Nun gibt es doch wieder eine Saisonkarte für die Freibäder in Freiburg

Uwe Mauch

Von Uwe Mauch

Sa, 30. April 2022 um 14:42 Uhr

Freiburg

Zum offiziellen Start in die Freibadsaison wartete Sportbürgermeister Stefan Breiter mit einer Überraschung auf: Die beliebte Saisonkarte ist nun doch zu haben. Von sofort an.
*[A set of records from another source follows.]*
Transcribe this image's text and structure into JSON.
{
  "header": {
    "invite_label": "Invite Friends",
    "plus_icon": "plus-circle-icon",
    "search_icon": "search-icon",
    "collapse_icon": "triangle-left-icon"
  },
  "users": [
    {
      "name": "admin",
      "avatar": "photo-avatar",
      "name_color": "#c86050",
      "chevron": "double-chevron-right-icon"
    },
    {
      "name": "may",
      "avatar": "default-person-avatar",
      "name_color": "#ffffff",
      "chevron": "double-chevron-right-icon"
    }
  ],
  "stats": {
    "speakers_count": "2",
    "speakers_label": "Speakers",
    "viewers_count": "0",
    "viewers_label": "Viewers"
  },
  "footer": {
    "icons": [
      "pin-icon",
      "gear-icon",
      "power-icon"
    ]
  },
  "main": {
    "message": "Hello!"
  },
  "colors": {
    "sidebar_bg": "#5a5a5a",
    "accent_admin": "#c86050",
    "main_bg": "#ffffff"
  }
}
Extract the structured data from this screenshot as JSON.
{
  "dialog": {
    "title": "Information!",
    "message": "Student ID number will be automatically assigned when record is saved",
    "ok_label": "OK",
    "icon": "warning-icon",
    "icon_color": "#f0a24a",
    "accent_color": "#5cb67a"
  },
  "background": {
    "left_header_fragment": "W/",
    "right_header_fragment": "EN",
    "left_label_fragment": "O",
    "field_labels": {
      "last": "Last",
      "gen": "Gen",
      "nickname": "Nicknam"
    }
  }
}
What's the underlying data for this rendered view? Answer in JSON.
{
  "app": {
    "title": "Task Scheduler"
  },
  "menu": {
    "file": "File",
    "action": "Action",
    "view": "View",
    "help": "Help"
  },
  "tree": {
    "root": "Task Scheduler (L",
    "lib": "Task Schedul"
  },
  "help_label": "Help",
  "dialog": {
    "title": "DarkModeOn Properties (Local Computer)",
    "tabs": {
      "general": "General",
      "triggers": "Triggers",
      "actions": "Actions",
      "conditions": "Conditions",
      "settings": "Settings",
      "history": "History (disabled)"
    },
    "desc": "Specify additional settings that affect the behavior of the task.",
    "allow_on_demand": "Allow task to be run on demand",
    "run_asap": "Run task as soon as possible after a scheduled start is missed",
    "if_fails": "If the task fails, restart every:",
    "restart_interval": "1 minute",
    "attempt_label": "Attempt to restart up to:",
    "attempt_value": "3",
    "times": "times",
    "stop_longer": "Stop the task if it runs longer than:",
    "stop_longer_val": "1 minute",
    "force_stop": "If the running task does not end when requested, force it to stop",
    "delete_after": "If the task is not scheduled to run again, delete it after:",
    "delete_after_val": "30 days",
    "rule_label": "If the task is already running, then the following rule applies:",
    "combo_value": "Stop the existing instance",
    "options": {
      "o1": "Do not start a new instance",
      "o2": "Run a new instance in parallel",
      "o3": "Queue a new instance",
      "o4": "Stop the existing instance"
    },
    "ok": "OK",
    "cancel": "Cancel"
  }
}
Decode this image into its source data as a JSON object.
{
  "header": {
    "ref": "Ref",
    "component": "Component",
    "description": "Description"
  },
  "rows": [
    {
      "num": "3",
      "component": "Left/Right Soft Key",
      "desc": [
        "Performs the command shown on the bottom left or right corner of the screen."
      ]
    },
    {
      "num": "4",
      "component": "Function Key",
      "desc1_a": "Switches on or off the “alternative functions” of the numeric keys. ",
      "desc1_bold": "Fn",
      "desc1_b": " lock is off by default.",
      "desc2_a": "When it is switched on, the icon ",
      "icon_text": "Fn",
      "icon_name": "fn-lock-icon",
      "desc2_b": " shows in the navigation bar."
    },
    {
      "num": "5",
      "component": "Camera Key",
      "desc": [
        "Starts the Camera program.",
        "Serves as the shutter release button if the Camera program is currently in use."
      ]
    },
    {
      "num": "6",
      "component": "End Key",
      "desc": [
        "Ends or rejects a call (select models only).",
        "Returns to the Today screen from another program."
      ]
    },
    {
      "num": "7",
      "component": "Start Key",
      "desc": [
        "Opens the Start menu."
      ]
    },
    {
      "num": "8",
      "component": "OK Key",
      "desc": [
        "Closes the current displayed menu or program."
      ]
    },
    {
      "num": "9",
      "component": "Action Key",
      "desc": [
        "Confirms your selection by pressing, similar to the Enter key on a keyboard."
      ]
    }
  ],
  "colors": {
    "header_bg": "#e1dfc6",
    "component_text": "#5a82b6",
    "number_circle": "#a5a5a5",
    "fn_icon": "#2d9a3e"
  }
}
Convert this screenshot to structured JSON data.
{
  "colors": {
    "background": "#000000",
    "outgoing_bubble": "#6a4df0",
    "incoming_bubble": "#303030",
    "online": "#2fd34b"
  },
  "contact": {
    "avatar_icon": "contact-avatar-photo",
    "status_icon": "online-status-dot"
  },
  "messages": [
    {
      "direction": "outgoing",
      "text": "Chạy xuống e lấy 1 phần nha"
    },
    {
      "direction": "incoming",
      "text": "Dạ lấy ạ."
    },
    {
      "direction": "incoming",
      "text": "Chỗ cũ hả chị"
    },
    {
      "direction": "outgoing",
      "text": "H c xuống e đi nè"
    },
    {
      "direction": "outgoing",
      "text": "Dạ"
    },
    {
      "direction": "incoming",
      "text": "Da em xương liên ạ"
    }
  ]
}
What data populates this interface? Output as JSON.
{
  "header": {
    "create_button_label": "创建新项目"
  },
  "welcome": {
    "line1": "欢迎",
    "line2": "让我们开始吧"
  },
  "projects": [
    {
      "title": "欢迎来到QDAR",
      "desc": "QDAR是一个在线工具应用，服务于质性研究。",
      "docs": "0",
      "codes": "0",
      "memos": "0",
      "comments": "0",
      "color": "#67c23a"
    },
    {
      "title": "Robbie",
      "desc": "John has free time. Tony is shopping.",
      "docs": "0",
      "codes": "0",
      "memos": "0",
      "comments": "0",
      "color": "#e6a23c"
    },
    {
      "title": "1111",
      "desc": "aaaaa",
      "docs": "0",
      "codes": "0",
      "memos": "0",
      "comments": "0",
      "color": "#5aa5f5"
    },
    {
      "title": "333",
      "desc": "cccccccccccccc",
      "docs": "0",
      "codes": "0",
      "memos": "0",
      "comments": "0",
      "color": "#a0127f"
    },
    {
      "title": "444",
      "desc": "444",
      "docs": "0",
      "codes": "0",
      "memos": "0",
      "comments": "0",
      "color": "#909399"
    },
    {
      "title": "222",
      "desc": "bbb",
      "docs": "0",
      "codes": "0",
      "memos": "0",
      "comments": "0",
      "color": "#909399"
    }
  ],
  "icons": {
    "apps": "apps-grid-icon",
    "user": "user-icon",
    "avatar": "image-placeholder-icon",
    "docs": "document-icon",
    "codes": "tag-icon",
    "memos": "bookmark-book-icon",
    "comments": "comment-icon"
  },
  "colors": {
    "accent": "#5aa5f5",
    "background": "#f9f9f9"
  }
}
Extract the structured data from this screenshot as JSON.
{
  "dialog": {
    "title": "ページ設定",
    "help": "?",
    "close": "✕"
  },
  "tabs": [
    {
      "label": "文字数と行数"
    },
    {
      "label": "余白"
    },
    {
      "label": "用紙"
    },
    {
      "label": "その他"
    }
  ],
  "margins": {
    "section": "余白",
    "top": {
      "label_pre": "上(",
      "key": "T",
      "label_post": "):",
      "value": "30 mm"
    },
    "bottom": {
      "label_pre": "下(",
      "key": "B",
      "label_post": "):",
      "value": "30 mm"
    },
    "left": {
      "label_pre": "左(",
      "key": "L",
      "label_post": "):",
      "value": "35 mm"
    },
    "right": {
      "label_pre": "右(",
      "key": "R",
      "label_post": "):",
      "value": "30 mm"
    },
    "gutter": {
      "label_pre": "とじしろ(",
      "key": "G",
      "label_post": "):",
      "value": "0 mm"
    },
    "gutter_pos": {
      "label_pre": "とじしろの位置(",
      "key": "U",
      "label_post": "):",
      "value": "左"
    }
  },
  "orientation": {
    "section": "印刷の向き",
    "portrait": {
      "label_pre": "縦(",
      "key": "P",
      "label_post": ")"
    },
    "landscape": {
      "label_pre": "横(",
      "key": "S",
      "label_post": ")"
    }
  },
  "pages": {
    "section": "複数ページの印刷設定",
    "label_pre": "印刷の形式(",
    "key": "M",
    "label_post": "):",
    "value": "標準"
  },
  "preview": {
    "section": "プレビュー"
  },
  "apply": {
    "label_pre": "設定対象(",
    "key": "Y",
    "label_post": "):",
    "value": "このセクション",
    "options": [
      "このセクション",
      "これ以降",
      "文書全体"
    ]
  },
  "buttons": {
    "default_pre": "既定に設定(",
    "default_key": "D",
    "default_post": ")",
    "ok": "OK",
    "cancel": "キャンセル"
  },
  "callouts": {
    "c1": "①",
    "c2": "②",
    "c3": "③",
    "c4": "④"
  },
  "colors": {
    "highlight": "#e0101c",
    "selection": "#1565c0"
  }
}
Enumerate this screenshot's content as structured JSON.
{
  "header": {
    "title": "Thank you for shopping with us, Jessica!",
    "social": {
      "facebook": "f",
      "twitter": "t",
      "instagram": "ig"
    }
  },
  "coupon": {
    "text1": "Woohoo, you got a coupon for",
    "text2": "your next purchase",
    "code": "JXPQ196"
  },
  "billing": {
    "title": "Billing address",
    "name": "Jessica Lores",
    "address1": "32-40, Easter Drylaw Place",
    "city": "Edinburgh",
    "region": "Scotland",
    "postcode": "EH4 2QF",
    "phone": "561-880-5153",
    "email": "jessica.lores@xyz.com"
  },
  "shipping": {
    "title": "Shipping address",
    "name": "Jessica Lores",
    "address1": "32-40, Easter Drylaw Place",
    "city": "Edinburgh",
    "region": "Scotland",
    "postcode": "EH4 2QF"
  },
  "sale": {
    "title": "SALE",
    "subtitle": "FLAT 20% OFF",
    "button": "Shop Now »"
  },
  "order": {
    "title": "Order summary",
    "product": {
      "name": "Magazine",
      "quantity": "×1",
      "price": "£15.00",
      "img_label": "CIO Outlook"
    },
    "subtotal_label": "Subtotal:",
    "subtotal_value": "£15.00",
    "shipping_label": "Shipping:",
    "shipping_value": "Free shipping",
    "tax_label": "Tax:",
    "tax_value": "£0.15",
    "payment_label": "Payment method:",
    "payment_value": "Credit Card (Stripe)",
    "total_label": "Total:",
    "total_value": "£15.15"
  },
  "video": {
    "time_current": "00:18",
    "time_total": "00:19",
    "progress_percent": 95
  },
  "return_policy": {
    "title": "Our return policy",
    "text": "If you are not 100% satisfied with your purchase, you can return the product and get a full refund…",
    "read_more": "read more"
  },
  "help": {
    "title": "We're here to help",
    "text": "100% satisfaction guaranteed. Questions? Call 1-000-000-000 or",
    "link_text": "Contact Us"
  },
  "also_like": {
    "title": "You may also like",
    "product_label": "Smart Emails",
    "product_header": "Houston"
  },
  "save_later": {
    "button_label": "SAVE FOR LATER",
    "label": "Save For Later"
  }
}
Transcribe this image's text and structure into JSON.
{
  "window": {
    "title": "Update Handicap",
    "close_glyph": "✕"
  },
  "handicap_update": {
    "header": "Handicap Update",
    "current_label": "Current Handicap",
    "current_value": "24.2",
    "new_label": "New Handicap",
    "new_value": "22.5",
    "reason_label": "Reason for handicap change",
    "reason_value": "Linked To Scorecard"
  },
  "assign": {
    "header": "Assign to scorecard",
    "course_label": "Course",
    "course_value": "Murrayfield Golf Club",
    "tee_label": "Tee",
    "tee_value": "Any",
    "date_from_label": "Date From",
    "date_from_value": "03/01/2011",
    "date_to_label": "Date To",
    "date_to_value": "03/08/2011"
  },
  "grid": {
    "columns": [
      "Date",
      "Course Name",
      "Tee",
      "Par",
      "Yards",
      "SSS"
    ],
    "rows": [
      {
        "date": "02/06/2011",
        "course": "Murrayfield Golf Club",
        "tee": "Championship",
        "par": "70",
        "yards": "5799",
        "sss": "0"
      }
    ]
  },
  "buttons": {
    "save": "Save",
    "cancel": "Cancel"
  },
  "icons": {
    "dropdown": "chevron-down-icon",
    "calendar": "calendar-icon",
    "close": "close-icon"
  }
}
Die kommunale Regio Bäder GmbH hatte die Tarife ohne Saisonkarte vorgesehen. Grund: die Sorge, dass Omikron das Personal dezimiert und deshalb Bäder geschlossen werden müssen – dann wären die Ansprüche der Inhaber von Saisonkarten nicht mehr einzulösen. Auch andere Bäder verfolgen diese Strategie, eine Mehrheit aber hat die Saisonkarte wieder im Angebot.

Doch rechtzeitig zum Saisonstart an diesem Samstag im Strandbad hat Finanz- und Sportbürgermeister Stefan Breiter diese Tarifgestaltung "einkassiert", wie er der BZ mitteilte. "Wir werden die Saisonkarte nun doch wieder einführen." Allerdings könne ein Eintritt nicht garantiert werden, falls neue Corona-Verordnungen Einschränkungen verlangten, zum Beispiel wie in den Vorjahren Obergrenzen für die Zahl der Besucherinnen und Besucher. Dann gelte: "Wer zuerst da ist, kommt rein."

Erwachsene zahlen seit fünf Jahren für die Saisonkarte 90 Euro

Die Preise für die Saisonkarten bleiben unverändert: 90 Euro für Erwachsene, ermäßigt 50 Euro (Kinder und Jugendliche, Schüler, Studierende und erwachsene Freiburg-Pass-Inhaber). Weitere Saisonkarten gibt es für Familien. Sie gelten in allen Freiburger Freibädern. St. Georgen und Lorettobad öffnen in zwei Wochen.

Dass im nächsten Jahr die Preise steigen, ist laut Bürgermeister Breiter bereits absehbar. Die neuen Tarife müssten in den Fachausschüssen des Gemeinderats vorberaten werden. Der Eintritt in die Freiburger Bäder ist seit fünf Jahren stabil.